In a submission to a 2016 parliamentary inquiry, AIJAC argued that the idea that section 18C creates a subjective “hurt feelings” test that threatens free speech in Australia is wrong as a matter of law. The language used in section 18C is consistent with other Australian legislation and comparable with similar legislation used in other jurisdictions. Moreover, the words “offend, insult, humiliate or intimidate” have always been read by courts as a single test, so it is incorrect, as many claim, that the legislation makes it illegal merely to “offend” someone. Removing it, AIJAC argued, would weaken the legislation.
AIJAC further argued that the Racial Discrimination Act 1975 contributes to community cohesion and the Act, including section 18C, has allowed those who have been vilified on the basis of race to be protected by law.
Following the amendment to introduce sections 18C and 18D, Jewish organisations observed a reduction in anti–Jewish harassment, particularly in jurisdictions where there had been cases.
In 2002, AIJAC’s Director of International and Community Affairs (then representing the Executive Council of Australian Jewry) Jeremy Jones, successfully argued in court that material published online by Frederick Toben vilified Jewish people by denying the Holocaust. Toben was found to be in breach of the Racial Discrimination Act 1975 In this same case, the Federal Court established that the Racial Discrimination Act 1975 applied to comments made on the internet.

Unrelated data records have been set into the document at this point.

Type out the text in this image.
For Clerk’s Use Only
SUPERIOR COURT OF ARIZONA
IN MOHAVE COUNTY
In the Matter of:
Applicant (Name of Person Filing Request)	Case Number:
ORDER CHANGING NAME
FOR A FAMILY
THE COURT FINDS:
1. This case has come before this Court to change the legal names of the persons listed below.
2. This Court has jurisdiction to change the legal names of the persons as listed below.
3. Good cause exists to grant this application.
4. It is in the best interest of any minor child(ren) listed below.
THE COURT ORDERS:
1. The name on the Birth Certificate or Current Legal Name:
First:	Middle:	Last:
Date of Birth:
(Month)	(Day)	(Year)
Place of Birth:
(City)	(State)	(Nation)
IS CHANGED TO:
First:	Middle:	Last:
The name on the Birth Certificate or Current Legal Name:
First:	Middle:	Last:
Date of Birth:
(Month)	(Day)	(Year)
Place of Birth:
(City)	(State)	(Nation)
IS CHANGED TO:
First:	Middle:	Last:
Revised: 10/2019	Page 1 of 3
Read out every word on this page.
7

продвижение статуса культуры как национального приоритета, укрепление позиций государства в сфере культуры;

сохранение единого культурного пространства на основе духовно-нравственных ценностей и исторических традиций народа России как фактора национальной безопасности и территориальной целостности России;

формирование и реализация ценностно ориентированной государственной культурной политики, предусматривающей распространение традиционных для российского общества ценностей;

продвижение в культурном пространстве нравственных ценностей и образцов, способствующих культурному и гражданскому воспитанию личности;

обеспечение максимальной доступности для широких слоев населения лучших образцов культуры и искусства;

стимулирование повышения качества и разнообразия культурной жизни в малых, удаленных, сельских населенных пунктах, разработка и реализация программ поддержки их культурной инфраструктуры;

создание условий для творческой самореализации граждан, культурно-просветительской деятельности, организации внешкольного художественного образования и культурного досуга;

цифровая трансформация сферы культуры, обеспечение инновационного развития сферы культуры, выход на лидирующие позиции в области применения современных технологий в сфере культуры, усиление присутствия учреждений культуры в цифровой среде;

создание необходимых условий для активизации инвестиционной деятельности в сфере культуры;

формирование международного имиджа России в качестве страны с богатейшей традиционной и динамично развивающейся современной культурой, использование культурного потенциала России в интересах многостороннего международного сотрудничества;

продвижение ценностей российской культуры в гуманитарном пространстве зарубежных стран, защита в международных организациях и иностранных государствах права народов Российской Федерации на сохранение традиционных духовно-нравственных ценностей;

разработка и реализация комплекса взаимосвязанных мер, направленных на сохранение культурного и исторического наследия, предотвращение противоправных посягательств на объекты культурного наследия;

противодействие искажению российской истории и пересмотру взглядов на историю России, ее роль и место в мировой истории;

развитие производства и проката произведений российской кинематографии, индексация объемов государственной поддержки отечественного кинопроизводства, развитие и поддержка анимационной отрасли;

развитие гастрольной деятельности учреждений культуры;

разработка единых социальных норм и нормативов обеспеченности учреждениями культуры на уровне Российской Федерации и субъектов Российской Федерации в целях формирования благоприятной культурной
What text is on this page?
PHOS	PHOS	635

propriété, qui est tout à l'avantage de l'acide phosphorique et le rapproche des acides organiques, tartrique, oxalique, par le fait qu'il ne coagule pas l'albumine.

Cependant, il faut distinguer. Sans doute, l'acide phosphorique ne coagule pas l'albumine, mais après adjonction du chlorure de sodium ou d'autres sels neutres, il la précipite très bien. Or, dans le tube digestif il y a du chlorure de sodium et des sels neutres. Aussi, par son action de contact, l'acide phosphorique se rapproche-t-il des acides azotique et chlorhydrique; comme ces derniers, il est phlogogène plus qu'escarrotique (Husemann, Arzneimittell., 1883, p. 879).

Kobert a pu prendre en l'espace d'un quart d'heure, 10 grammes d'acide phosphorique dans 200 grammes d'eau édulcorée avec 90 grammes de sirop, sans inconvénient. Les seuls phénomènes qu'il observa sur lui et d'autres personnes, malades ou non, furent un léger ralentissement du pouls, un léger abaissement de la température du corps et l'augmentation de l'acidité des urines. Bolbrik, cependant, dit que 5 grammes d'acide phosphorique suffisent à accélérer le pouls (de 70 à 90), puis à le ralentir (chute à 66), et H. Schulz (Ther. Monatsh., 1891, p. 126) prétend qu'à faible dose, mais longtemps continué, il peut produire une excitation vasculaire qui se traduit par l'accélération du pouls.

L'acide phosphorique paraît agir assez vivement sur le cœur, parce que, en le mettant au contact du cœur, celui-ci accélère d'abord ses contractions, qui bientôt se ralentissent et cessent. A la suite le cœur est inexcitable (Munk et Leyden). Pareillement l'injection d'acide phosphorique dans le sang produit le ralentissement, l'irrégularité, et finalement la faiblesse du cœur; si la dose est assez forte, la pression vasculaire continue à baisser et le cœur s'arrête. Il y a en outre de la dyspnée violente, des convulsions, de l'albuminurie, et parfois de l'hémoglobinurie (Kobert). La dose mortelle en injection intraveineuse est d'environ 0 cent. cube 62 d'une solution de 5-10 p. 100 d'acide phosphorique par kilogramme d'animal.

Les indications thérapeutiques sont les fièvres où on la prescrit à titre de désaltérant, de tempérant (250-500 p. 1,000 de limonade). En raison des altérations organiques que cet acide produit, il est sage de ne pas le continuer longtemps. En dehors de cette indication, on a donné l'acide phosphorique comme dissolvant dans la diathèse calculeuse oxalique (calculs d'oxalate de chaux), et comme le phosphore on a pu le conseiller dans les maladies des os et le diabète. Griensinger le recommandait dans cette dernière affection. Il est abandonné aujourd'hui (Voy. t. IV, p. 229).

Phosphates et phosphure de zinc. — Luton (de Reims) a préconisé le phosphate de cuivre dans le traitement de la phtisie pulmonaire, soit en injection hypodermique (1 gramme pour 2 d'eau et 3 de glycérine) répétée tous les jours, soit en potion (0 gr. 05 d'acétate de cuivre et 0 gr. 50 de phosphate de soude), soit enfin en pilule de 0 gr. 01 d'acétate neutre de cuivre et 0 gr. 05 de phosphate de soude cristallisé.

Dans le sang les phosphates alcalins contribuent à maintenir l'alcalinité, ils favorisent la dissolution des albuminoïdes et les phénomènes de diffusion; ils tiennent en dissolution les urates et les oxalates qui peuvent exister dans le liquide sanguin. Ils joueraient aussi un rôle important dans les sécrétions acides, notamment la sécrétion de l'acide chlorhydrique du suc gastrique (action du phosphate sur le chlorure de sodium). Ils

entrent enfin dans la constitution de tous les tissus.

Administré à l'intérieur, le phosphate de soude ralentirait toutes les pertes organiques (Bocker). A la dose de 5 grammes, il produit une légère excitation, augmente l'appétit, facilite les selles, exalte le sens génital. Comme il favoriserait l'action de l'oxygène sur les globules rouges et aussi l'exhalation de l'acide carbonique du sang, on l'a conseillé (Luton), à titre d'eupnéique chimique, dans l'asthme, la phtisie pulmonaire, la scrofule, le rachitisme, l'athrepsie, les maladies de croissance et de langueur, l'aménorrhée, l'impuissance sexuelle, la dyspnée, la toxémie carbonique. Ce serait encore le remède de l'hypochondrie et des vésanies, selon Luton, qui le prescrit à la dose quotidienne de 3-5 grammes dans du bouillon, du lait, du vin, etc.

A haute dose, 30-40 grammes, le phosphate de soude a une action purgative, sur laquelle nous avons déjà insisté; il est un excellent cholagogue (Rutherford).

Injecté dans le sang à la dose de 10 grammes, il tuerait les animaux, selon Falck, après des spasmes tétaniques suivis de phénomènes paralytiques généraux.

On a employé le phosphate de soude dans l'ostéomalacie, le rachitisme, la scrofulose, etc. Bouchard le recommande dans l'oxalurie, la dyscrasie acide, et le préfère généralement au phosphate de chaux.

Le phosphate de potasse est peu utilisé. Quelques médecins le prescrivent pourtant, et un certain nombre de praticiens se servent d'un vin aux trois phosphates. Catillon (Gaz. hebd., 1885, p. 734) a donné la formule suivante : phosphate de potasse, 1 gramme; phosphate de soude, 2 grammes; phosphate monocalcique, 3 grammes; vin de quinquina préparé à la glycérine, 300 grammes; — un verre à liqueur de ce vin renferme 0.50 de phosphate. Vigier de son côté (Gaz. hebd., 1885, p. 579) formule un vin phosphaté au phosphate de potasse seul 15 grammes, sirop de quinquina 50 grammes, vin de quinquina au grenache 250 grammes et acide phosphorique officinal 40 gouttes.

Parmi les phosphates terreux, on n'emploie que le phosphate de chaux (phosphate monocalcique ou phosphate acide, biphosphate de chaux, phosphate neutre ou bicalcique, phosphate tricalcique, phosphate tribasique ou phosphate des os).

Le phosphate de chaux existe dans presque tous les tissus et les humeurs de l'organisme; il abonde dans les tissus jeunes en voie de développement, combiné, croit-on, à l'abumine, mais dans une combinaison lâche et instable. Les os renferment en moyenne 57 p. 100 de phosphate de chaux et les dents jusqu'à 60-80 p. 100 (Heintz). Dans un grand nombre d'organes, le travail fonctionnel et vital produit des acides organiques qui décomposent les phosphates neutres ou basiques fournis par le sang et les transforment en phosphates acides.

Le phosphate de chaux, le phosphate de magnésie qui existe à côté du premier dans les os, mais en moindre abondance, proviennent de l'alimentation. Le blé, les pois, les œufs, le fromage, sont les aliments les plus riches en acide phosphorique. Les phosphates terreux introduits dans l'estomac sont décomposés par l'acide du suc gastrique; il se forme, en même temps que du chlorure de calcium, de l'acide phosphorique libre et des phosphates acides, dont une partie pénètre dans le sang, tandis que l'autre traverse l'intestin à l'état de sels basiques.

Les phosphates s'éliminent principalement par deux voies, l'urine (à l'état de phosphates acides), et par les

That same year, in the case Jones v Scully , a Tasmanian individual was found to have committed an offence under the Racial Discrimination Act of vilifying Jewish people by distributing offensive material.
State based legislation
Australia’s states and territories have their own racial discrimination legislation, which compliments the Commonwealth legislation, including the Anti-Discrimination Act 1977 (NSW), Racial and Religious Tolerance Act 2001 (VIC), Anti-Discrimination Act 1991 (QLD), Racial Vilification Act 1996 (SA), Equal Opportunity Act 1984 (WA) and Discrimination Act 1991 (ACT). These acts vary in substance, but all enhance protection against religious discrimination in Australia, including against hate speech.
In early 2020, there was a push to amend state-based discrimination laws to ban offensive symbols, including the swastika. In response, the Victorian Government has begun an inquiry into Anti-Vilification Protections, which seeks to assess the efficacy of the Victorian legislation. The NSW Government has also flagged it may consider amending legislation to ban the swastika.